I'm also interested in generating a metadata.pkl from my own data for inference. @auspicious3000 do you happen to have the script that produces the metadata.pkl that's used for inference, not for training?
Simply adding the mel spectograms produced by make_spect.py
and make_metadata.py
to the lists of speakers in make_metadata.py
instead of the paths does not produce sensible results with conversion.ipynb
, just noise.
Each metadata is a list of [filename, speaker embedding, spectrogram]
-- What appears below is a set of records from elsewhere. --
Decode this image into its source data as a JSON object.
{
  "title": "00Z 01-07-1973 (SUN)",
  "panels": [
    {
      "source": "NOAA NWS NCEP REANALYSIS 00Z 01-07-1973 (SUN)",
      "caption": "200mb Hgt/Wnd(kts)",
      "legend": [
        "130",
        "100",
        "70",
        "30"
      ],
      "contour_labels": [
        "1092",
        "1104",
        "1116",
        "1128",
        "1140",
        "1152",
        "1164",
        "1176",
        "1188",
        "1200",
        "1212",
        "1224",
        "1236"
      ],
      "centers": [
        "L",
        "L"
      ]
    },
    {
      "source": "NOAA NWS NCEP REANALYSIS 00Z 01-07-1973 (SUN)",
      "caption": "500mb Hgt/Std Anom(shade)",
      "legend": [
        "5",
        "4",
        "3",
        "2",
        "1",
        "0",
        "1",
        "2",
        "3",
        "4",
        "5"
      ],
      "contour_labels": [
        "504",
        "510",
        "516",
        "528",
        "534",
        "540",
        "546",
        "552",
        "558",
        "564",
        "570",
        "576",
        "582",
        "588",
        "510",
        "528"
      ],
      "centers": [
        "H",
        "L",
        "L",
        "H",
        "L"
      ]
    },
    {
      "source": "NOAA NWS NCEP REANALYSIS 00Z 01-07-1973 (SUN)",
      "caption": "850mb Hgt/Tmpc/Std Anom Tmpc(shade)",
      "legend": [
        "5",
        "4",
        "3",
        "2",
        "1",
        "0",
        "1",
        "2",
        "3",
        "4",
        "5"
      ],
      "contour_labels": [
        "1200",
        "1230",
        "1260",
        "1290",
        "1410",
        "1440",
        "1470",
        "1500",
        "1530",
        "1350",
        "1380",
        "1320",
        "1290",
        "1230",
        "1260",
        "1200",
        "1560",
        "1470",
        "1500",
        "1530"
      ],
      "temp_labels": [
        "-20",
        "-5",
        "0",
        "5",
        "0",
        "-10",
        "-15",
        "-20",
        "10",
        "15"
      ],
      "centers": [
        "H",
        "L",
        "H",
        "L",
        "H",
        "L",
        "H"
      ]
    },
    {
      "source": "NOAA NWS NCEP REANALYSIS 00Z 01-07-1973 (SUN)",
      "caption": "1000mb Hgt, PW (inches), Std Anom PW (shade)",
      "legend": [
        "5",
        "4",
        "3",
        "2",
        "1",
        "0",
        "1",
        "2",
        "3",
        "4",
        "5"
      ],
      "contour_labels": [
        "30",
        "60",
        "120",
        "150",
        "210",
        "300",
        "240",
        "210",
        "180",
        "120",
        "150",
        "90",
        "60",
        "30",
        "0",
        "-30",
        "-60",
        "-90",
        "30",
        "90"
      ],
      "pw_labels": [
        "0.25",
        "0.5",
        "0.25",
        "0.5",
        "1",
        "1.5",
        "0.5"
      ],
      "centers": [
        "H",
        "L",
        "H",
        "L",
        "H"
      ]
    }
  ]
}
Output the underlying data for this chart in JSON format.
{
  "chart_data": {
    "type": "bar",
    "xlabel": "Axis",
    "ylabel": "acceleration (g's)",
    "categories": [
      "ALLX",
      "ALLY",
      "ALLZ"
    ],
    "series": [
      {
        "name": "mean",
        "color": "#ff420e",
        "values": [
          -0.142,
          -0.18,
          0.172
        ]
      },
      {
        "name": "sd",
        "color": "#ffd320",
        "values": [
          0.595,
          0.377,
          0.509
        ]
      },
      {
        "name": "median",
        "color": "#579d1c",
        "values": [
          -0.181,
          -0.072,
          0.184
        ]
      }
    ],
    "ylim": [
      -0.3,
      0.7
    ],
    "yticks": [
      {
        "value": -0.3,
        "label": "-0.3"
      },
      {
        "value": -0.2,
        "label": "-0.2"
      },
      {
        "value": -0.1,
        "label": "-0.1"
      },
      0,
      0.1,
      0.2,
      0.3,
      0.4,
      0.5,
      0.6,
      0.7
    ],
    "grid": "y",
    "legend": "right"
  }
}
@ljc222 @Ha0Tang if you go through past issues, you'll stumble across this repo/notebook which puzzles it all together to make it work end-to-end: https://github.com/KnurpsBram/AutoVC_WavenetVocoder_GriffinLim_experiments/blob/master/AutoVC_WavenetVocoder_GriffinLim_experiments_17jun2020.ipynb
Hope this helps!
You can follow the code in conversion.ipynb
I looked at https://github.com/auspicious3000/autovc/blob/master/conversion.ipynb and I have zero idea how that helps with this.
I just need some way to, on the command line, provide the original voice as a wav/mp3, provide the file to change the voice of as wav/mp3, and get the output file with the voice changed written to disk.
How do I do that? How does anyone ever use this if something this basic isn't documented? Am I missing something obvious ?
Thanks a lot to anyone with any information.
@ljc222 @Ha0Tang if you go through past issues, you'll stumble across this repo/notebook which puzzles it all together to make it work end-to-end: https://github.com/KnurpsBram/AutoVC_WavenetVocoder_GriffinLim_experiments/blob/master/AutoVC_WavenetVocoder_GriffinLim_experiments_17jun2020.ipynb
@lisabecker hi! How do you generate the metadata for inference? make_metadata.py generates metadata for train, or in the end, this script is for generating metadata for both train and inference? (just with a different path for the mel-spec)
How to test on my own data? I have a "Source Speaker / Speech" and a "Target Speaker / Speech", I want to generate the "Conversion", as shown on the demo page https://auspicious3000.github.io/autovc-demo/. Can anyone provide some instructions?